A 70-year-old woman goes to the pharmacy to pick up medication for her arthritis. How much should that cost her? Maybe $5 for the prescription? Or $20? Or should it be free?
There’s surely a lot going on. The woman might be grappling with poverty and discrimination and a plethora of challenges beyond arthritis. A pharmaceutical company may have priced the medication very aggressively. The woman might not have access to good medical advice. For now, though, we want to focus on one, narrow question: How much should she have to pay for her medical care?
Health economists have grappled with that question for as long as there have been health economists. The answer is not simple, and the debate continues to this day. The short answer: it depends. The long answer requires a tour of research on the issue, research that goes back nearly half a century.
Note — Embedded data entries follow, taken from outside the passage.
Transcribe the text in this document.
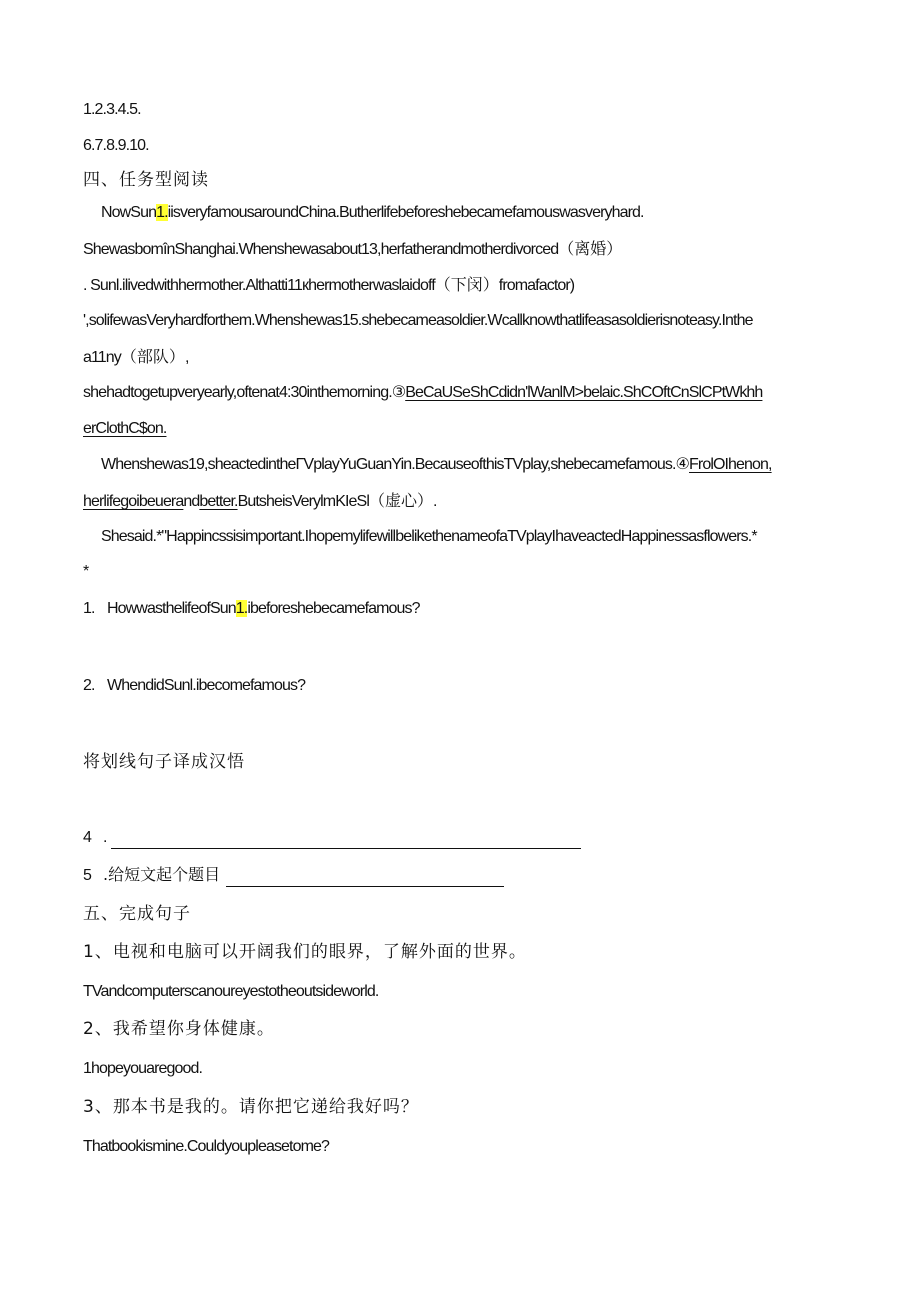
1.2.3.4.5.
6.7.8.9.10.
四、任务型阅读
NowSun1.iisveryfamousaroundChina.Butherlifebeforeshebecamefamouswasveryhard.
ShewasbomînShanghai.Whenshewasabout13,herfatherandmotherdivorced（离婚）
. Sunl.ilivedwithhermother.Althatti11кhermotherwaslaidoff（下闵）fromafactor)
',solifewasVeryhardforthem.Whenshewas15.shebecameasoldier.Wcallknowthatlifeasasoldierisnoteasy.Inthe
a11ny（部队）,
shehadtogetupveryearly,oftenat4:30inthemorning.③BeCaUSeShCdidn'lWanlM>belaic.ShCOftCnSlCPtWkhh
erClothC$on.
Whenshewas19,sheactedintheΓVplayYuGuanYin.BecauseofthisTVplay,shebecamefamous.④FrolOIhenon,
herlifegoibeuerandbetter.ButsheisVerylmKIeSl（虚心）.
Shesaid.*"Happincssisimportant.IhopemylifewillbelikethenameofaTVplayIhaveactedHappinessasflowers.*
*
1. HowwasthelifeofSun1.ibeforeshebecamefamous?
2. WhendidSunl.ibecomefamous?
将划线句子译成汉悟
4 .
5 .给短文起个题目
五、完成句子
1、电视和电脑可以开阔我们的眼界，了解外面的世界。
TVandcomputerscanoureyestotheoutsideworld.
2、我希望你身体健康。
1hopeyouaregood.
3、那本书是我的。请你把它递给我好吗？
Thatbookismine.Couldyoupleasetome?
High prices are awful. No one likes it when things are expensive. What kind of monster would like high prices?
An economist.
High prices do something important: they force people to agonize over whether or not they really want to make the purchase. It can be problematic for people to consume goods without having to grapple with their price.
That’s why, whenever the government wants to reduce the consumption of something, there’s a simple solution: just raise the price! If there’s too much traffic in a city center, raise the price on driving downtown through higher toll prices or “congestion charges.” If there’s too much pollution, raise the price on pollution through a carbon tax. If too many people smoke, raise the price of cigarettes through tobacco taxes.
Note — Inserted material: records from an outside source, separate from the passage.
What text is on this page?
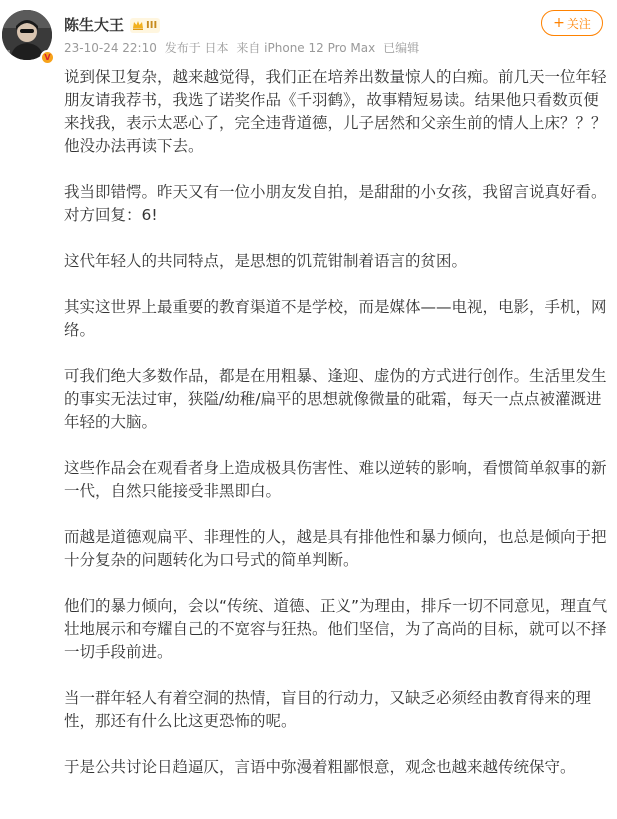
V
陈生大王 III
23-10-24 22:10 发布于 日本 来自 iPhone 12 Pro Max 已编辑
+ 关注

说到保卫复杂，越来越觉得，我们正在培养出数量惊人的白痴。前几天一位年轻朋友请我荐书，我选了诺奖作品《千羽鹤》，故事精短易读。结果他只看数页便来找我，表示太恶心了，完全违背道德，儿子居然和父亲生前的情人上床？？？他没办法再读下去。

我当即错愕。昨天又有一位小朋友发自拍，是甜甜的小女孩，我留言说真好看。对方回复：6!

这代年轻人的共同特点，是思想的饥荒钳制着语言的贫困。

其实这世界上最重要的教育渠道不是学校，而是媒体——电视，电影，手机，网络。

可我们绝大多数作品，都是在用粗暴、逢迎、虚伪的方式进行创作。生活里发生的事实无法过审，狭隘/幼稚/扁平的思想就像微量的砒霜，每天一点点被灌溉进年轻的大脑。

这些作品会在观看者身上造成极具伤害性、难以逆转的影响，看惯简单叙事的新一代，自然只能接受非黑即白。

而越是道德观扁平、非理性的人，越是具有排他性和暴力倾向，也总是倾向于把十分复杂的问题转化为口号式的简单判断。

他们的暴力倾向，会以“传统、道德、正义”为理由，排斥一切不同意见，理直气壮地展示和夸耀自己的不宽容与狂热。他们坚信，为了高尚的目标，就可以不择一切手段前进。

当一群年轻人有着空洞的热情，盲目的行动力，又缺乏必须经由教育得来的理性，那还有什么比这更恐怖的呢。

于是公共讨论日趋逼仄，言语中弥漫着粗鄙恨意，观念也越来越传统保守。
Why turn to higher prices? Because higher prices lead people to consume less and force them to align their personal decisions with the true cost of production. High prices force people to “internalize” the full cost of production, whether those prices reflect the costs we typically think about or harder-to-measure costs like congestion and pollution. That is the benefit of high prices.
What does this have to do with healthcare? Health insurance fundamentally breaks the relationship between individual decisions and the costs of production. It breaks that relationship because, by definition, generous health insurance shields consumers from the high price of healthcare. A problem with generous health insurance is that it makes healthcare too cheap. And when healthcare is too cheap, people buy too much of it.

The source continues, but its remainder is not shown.